Only when I got older and I started to hear stories of young boys and girls being sexually abused, did it strike me how lucky we had been to have been surrounded by such kind gentlemen like those men who tended to the grounds at our primary school. In so many ways, those men took turns to stand in the gap for our parents, and they did it in such a protective and unflinching way, and without the need for judgment as to why my Dad always seemed to pick us up from school, so late. When we asked if we could stay with them to enable our teachers to go home, they didn't hesitate. They just took us in, understanding without us having to explain to them. They understood like so many other black people around us at the time, that we all had to stick together, stand up for each other, and in some cases even cover for each others faults and failings.
We didn't see it then- but of course I now realize that our Dad was doing his best. He was trying to keep us in a school that he knew my brother and I loved so much, yet all the while, straining himself to be all things to all people. But with time, not living in the schools feeder area proved to be too much for him to juggle, what with him also simaltaneously breaking his back to make his own bosses happy. So eventually my brother and I had to leave our beloved primary school and we were transferred to a primary school closer to home to finish off the remainder of our primary schooling. This meant that we also had to say a sad goodbye to those men that had come to feel very much like our extended family. I was at Emmarentia from Grade 2 to Grade 5 (then Standard 3), a happy four years.
I am forever grateful to have experienced those days. To have gotten the opportunity to know those men from Bokgomo, Mokopane and Grobersdal. They were giants among men. Their job was to fade into the background of every day suburban schooling, never disturbing the day to day flow. Theirs was to not be noticed, to merely clean up after the litter bugs, empty the trash cans and mow the lawns for our recreation. Most of our peers hardly took note of them, but for my brother and I, a whole life awaited us after after-care. We knew these men. We knew them as fathers themselves, grinding in Johannesburg and pining always for real homes.
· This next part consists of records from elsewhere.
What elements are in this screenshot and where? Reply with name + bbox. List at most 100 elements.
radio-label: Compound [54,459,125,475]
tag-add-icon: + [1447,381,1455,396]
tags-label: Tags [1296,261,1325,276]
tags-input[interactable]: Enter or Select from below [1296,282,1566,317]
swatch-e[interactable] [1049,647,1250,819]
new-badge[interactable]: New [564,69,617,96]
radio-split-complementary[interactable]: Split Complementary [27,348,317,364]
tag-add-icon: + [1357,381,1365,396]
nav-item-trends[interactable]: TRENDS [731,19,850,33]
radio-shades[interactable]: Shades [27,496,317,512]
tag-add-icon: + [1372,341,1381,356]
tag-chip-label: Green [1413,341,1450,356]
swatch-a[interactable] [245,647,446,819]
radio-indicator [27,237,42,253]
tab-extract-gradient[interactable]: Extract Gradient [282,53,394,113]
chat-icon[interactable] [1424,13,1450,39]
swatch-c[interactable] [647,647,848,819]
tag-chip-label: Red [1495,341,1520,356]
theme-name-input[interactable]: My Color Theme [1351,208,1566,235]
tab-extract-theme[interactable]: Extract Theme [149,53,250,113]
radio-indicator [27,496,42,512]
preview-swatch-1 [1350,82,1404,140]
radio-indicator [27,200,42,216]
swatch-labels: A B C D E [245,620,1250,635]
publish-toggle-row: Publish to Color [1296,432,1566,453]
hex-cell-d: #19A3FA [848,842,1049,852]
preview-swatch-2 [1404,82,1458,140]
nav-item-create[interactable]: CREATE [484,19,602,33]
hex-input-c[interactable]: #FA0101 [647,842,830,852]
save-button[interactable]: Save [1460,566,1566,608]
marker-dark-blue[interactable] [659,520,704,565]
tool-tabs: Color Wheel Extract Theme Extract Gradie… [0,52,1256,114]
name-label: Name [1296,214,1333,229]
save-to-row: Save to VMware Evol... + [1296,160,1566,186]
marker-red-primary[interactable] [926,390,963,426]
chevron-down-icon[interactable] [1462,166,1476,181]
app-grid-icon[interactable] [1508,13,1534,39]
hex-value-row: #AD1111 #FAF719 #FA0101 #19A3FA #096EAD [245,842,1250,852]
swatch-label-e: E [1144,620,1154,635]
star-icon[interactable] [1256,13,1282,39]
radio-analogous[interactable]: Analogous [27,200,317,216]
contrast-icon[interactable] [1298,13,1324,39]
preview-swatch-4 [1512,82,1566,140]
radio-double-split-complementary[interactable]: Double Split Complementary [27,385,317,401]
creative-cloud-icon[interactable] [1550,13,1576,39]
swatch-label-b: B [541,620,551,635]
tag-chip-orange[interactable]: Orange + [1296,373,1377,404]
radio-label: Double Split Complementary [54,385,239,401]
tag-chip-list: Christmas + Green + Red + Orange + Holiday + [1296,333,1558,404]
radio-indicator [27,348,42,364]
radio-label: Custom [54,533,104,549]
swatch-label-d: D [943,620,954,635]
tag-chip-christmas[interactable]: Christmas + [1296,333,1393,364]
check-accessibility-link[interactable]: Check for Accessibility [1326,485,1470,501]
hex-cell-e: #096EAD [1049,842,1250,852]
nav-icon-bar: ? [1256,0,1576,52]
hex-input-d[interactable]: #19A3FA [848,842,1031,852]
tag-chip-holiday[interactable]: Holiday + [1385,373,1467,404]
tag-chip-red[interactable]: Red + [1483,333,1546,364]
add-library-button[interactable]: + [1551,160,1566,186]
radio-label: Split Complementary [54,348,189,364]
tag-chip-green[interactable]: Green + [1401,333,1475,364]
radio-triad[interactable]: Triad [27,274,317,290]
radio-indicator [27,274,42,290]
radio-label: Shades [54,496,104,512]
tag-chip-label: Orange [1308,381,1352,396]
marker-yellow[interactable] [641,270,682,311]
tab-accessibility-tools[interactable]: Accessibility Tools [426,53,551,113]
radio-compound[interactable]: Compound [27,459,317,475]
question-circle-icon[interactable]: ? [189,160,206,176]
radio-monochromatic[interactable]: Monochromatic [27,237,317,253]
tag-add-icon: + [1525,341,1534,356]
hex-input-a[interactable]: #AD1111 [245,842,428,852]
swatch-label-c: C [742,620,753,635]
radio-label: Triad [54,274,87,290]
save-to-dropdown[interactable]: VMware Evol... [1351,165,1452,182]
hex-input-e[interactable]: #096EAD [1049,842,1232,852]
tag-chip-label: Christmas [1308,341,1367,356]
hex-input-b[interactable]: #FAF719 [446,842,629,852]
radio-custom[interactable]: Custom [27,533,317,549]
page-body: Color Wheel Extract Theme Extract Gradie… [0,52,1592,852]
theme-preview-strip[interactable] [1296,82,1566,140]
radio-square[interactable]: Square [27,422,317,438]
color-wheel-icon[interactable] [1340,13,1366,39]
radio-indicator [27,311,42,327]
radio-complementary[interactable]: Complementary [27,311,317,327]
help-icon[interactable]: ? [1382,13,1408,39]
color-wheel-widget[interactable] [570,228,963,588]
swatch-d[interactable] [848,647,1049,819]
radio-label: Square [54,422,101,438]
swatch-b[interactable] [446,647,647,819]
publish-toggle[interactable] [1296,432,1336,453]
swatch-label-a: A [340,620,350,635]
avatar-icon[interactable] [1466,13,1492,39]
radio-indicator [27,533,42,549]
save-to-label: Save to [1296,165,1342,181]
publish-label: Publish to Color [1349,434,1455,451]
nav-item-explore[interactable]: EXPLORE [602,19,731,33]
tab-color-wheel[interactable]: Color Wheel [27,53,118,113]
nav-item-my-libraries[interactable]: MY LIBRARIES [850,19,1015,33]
We were like their children, without being their children. And because we were among the first few black students that had ever attended the school, we also represented for them, a future that they had only imagined. Where black pupils would walk onto the same stages as the white kids, compete on an equal footing and get the same opportunity to thrive. They enjoyed having us around because we respected them like our elders yet we also taught them to dream with us and walk towards a future which meant we could all have a better kind of freedom.
This for me, is what the "it takes a village to raise a child" quote is all about. Its about noticing each other, taking a keen interest in one another and with respect, lending a helping hand to our neighbours.
To bo Ntate Jonas, Petrus, Joe and Joseph...Thank you.